Sex steroids influence glucose oxidation through modulation of insulin receptor expression and IRS-1 serine phosphorylation in target tissues of adult male rat

Abstract

Skeletal muscle, liver, and adipose tissue are major insulin responsive target organs that also express androgen receptor. Testosterone (T) plays a role in maintaining normal insulin sensitivity in men but its effects on insulin target tissues are not fully understood. Our previous study showed that orchidectomy impairs glucose oxidation through decreased insulin receptor (IR) mRNA expression in skeletal muscles, liver, and adipose tissue of male rat. Furthermore, T replacement restored IR mRNA expression in skeletal muscles and liver, but did not have any effect in adipose tissue. In the present study, orchidectomy decreased IR mRNA and protein levels in muscle, liver, and adipose tissue. Treatment with a combination of T plus estradiol (E) was necessary to restore the IR mRNA and protein to control levels in adipose tissue. T or E treatment alone had no effect on IR mRNA levels in adipose tissue. T alone also had no effect on the IR protein, whereas E alone had a stimulatory effect. In comparison, in muscle and liver, T or T plus E restored the IR mRNA and protein to control levels. In muscle and liver, E alone had no effect on IR mRNA expression but restored the IR protein. In addition, orchidectomy was seen to have a stimulatory effect on IRS-1 Serine(636/639) phosphorylation in the three tissues studied. Following T, E or combined supplementation to castrated rats, the pattern of IRS-1 serine phosphorylation was restored to normal control levels.
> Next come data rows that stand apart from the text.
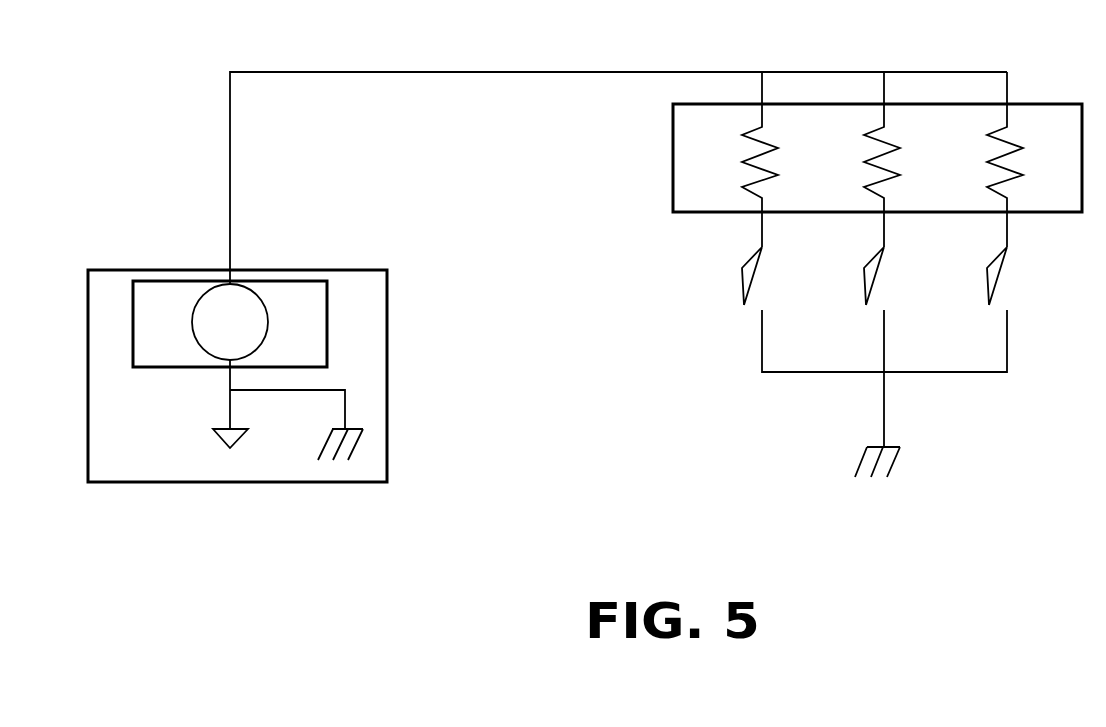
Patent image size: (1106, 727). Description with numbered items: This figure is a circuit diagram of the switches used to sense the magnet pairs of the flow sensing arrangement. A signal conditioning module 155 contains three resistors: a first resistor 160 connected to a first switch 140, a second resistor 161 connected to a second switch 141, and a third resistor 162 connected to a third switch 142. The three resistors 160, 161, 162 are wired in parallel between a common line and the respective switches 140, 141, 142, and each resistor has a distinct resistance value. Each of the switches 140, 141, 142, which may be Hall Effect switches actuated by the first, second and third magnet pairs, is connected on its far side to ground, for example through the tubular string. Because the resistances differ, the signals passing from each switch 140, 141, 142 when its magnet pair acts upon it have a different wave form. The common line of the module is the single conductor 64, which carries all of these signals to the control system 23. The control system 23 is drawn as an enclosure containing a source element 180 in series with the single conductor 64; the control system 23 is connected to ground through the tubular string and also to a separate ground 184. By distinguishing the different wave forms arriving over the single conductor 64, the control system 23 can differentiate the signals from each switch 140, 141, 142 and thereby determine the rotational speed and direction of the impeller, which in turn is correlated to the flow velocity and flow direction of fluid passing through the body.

The control system 23 is at (397, 459).
The single conductor 64 is at (229, 200).
The first switch 140 is at (716, 273).
The second switch 141 is at (844, 322).
The third switch 142 is at (1043, 291).
The signal conditioning module 155 is at (666, 135).
The first resistor 160 is at (778, 148).
The second resistor 161 is at (899, 148).
The third resistor 162 is at (1022, 148).
The power source 180 is at (280, 281).
The separate ground 184 is at (227, 420).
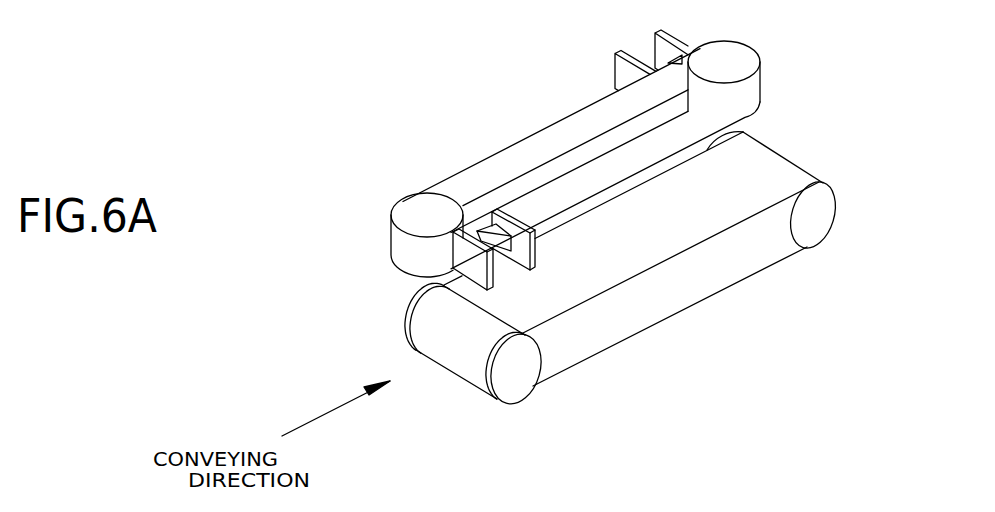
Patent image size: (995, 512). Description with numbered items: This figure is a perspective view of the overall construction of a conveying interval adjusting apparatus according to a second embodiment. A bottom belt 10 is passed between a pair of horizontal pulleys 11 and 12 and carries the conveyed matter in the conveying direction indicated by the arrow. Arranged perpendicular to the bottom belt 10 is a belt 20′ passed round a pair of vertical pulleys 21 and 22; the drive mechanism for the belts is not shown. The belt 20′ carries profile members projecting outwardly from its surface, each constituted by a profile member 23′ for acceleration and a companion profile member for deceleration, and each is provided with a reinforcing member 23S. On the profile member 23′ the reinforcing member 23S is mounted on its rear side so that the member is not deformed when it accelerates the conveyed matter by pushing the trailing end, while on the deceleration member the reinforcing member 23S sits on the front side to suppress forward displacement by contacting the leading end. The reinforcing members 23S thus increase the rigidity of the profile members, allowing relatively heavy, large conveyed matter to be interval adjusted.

The bottom belt 10 is at (665, 248).
The horizontal pulley 11 is at (517, 378).
The horizontal pulley 12 is at (812, 233).
The belt with profile members 20′ is at (580, 117).
The vertical pulley 21 is at (408, 218).
The vertical pulley 22 is at (748, 53).
The profile member for acceleration 23′ is at (517, 216).
The reinforcing member 23S is at (478, 232).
Furthermore, orchidectomy decreased serum insulin and glucose oxidation in all three tissues, and this was restored by T and its combination with E replacement, whereas E alone had no effect. It is concluded from the present study that sex steroid deficiency induces impaired glucose oxidation in insulin responsive tissues, which is mediated through reduced IR expression, and increased IRS-1 serine phosphorylation.